A humorous look at a young rebel's fight against the deadening American dream of Southern California in the Eisenhower era. Ozzie, the 18-year-old narrator of DeMarinis's tenth book (The Voice of America, 1991, etc.), is desperately afraid of being ``the stale turd on the sparkling lawn of the prosperous nation.'' It's 1953 in San Diego and many of Ozzie's fellow high school graduates are getting married, starting families, and going to work for the defense industry. His one college-bound friend is off to study physics with dreams of making H-bombs. Ozzie's girlfriend is putting pressure on him to get married, and this means becoming an apprentice in her family business--the Darling-Vogel funeral home. Ozzie doesn't know what he wants to do with his life, but it certainly doesn't involve any of the options facing him. He passes time riding his motorcycle through the hills, bodysurfing, running over the Mexican border for drunken debauches, and, especially, listening to hot bop. Complicating matters is the fact that Ozzie has no father, just a series of stepfathers that his young mother quickly tires of, so he must go looking for fatherly advice in all sorts of unlikely places. As usual, DeMarinis expertly uses his deadpan humor to create hilarious and surreal situations with memorable one-line zingers. Yet from page one, the reader is worried not about whether Ozzie is going to get trapped into an awful life (he seems very aware of its awfulness), but how he is going to get out of it--in other words, there's a lot riding on the ending. And after a 288-page build-up, the conclusion is encapsulated in a not very satisfying 12-page summary. Rebel Without a Cause Lite--less filling, but leaves one longing for full-bodied satiation. (First serial to GQ; author tour) -- Copyright ©1994, Kirkus Associates, LP. All rights reserved.

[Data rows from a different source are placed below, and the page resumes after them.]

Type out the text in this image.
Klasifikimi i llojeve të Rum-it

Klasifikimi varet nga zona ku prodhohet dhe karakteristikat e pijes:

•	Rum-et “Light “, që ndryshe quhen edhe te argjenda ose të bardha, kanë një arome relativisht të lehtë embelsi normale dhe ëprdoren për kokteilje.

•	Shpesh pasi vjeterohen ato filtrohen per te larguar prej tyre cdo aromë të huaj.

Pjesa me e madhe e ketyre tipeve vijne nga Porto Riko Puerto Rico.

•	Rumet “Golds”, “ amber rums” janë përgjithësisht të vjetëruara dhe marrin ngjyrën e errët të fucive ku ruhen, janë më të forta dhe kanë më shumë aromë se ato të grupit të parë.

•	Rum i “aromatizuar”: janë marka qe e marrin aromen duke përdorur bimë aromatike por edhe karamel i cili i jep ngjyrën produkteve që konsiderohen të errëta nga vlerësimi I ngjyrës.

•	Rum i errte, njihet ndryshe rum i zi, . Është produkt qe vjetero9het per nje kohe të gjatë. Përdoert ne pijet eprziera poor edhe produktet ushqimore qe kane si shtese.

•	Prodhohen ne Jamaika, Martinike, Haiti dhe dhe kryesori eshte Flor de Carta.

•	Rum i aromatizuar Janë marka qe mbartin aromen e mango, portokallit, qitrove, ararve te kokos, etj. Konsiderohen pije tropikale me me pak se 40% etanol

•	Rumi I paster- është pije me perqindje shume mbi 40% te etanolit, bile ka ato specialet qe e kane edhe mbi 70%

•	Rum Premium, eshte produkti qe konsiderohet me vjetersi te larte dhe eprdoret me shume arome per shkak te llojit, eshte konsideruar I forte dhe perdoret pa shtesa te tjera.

Raging hormones aside, Ozzie Santee is not really sure whether he wants to marry the mortician's daughter. The setting is Southern California, and even while the cold war is brewing up a storm, Ozzie's love of bebop manages to muffle the simple fact of his lifethat he doesn't have a clue as to the next step once he graduates from high school. DeMarinis creates a classic protagonist in his trenchant portrayal of Ozzie, son of the much-married Mitzi, who has wandered the country to settle on a home in Paradise (aka San Diego). This taut and memorable tour de force, concocted with equal parts humor and pathos disguised as outrageous behavior, follows Ozzie as he careens along a crash course doing everything possible to prolong his adolescence. Alice Joyce

In this appealing coming-of-age novel, Ozzie Santee is an 18-year-old high school senior in 1953 San Diego whose life revolves around thoughts of sex and his beloved jazz. With the Cold War raging, his fellow graduating seniors are planning on college or marriage in order to avoid the draft. Ozzie, who thinks he would be happy living in a beach shack with his jazz records, unexpectedly falls in lust with Colleen Vogel, well-to-do daughter of a funeral home director. Colleen begins to guide him toward marriage, family, and an assured position in the funeral business, with Ozzie fighting every step of the way. His rebellion takes the form of trips to Mexico for alcoholic binges and prostitutes, followed by swims in the ocean to clear his head. DeMarinis (The Voice of America, LJ 4/15/91), who has created a wonderful character in Ozzie, has succeeded in capturing a young man's feelings of confusion in the Cold War era. Recommended for most collections.